I’m currently working on image denoising.
I have written a pretty basic CNN model architecture which has the following architecture:-
CNNmodel(
(model): Sequential(
(0): Conv2d(1, 8, kernel_size=(3, 3), stride=(1, 1), padding=(1, 1))
(1): BatchNorm2d(8, eps=1e-05, momentum=0.1, affine=True, track_running_stats=True)

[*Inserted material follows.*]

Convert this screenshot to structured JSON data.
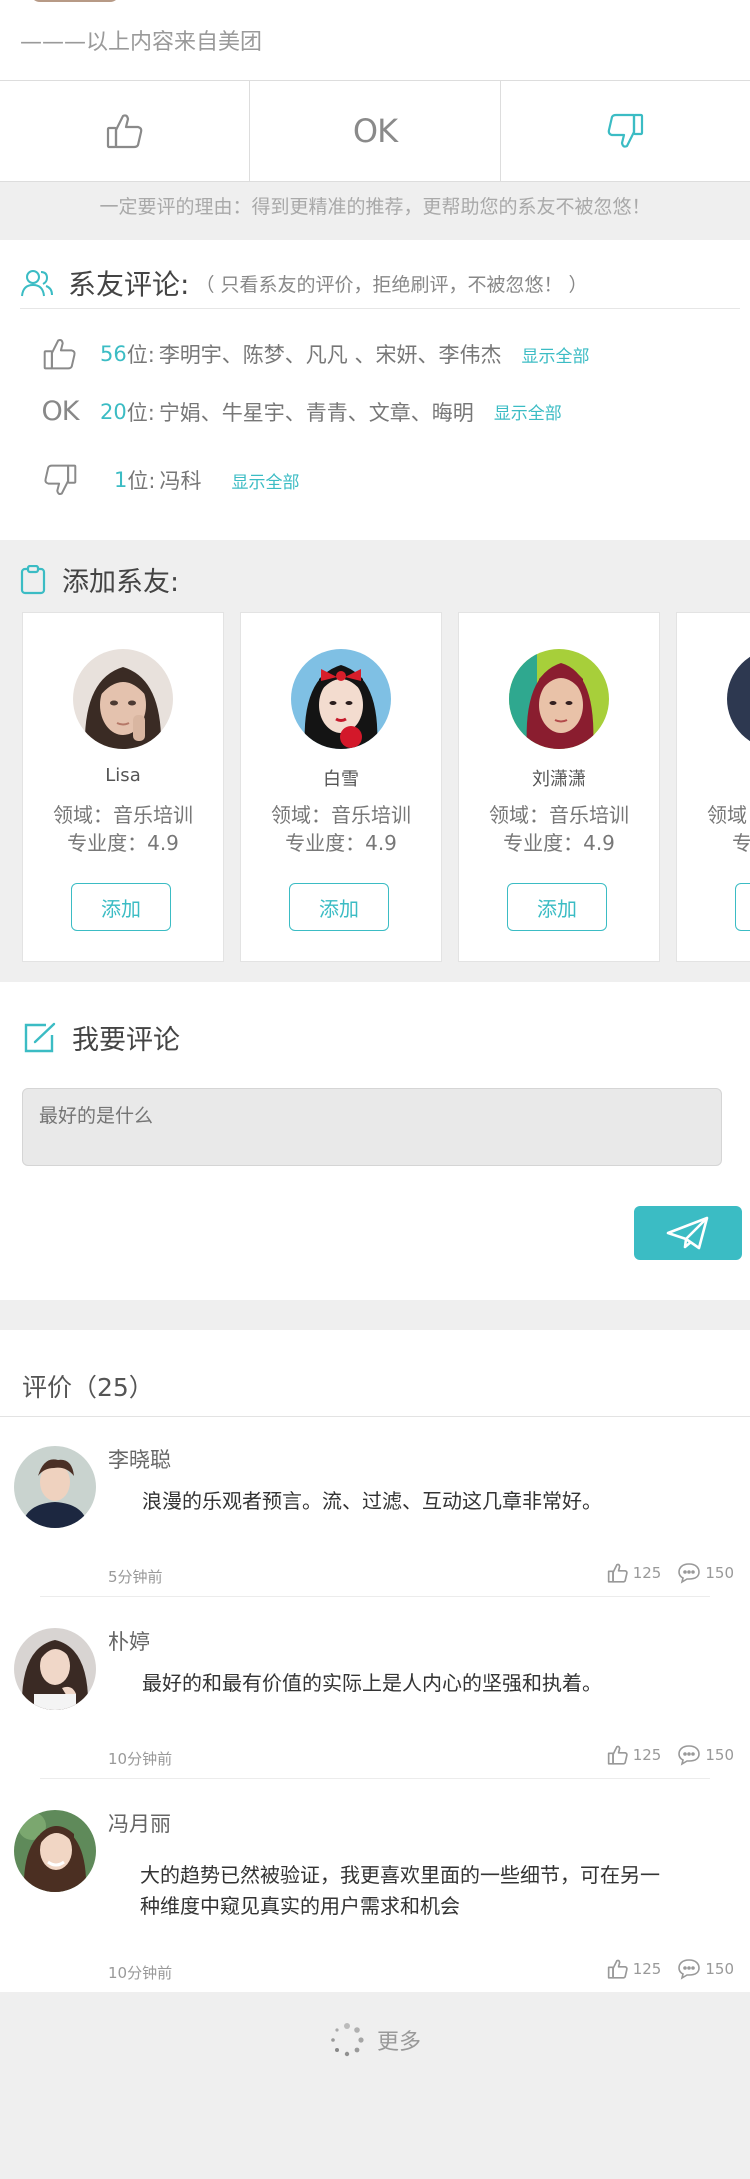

(2): PReLU(num_parameters=1)
(3): Conv2d(8, 16, kernel_size=(3, 3), stride=(1, 1), padding=(1, 1))
(4): BatchNorm2d(16, eps=1e-05, momentum=0.1, affine=True, track_running_stats=True)
(5): PReLU(num_parameters=1)
(6): Dropout(p=0.2, inplace=False)
(7): Conv2d(16, 32, kernel_size=(3, 3), stride=(1, 1), padding=(1, 1))
(8): BatchNorm2d(32, eps=1e-05, momentum=0.1, affine=True, track_running_stats=True)
(9): PReLU(num_parameters=1)
(10): Dropout(p=0.2, inplace=False)
(11): Conv2d(32, 16, kernel_size=(3, 3), stride=(1, 1), padding=(1, 1))
(12): BatchNorm2d(16, eps=1e-05, momentum=0.1, affine=True, track_running_stats=True)
(13): PReLU(num_parameters=1)
(14): Dropout(p=0.2, inplace=False)
(15): Conv2d(16, 8, kernel_size=(3, 3), stride=(1, 1), padding=(1, 1))
(16): BatchNorm2d(8, eps=1e-05, momentum=0.1, affine=True, track_running_stats=True)
(17): PReLU(num_parameters=1)
(18): Dropout(p=0.2, inplace=False)
(19): Conv2d(8, 1, kernel_size=(3, 3), stride=(1, 1), padding=(1, 1))
(20): PReLU(num_parameters=1)
)
)
Few details of my project-
- The training data has 5k images and validation data has 500 images
- Batch size is of "1" and total iteration of 30k which brings num_epochs = 5
Now the issue I’m facing is:-
- When I start training the model the 0th epoch (i.e. 5k iters) takes around 70 minutes and rest 4 epochs get over in next 70 mins. Also the loss( I've selected MSE loss doesn't seem to reduce or vary much over 5 epochs either.
I think this is due to vanishing gradients.
Any comments why is this happening and what can be done to overcome this challenge?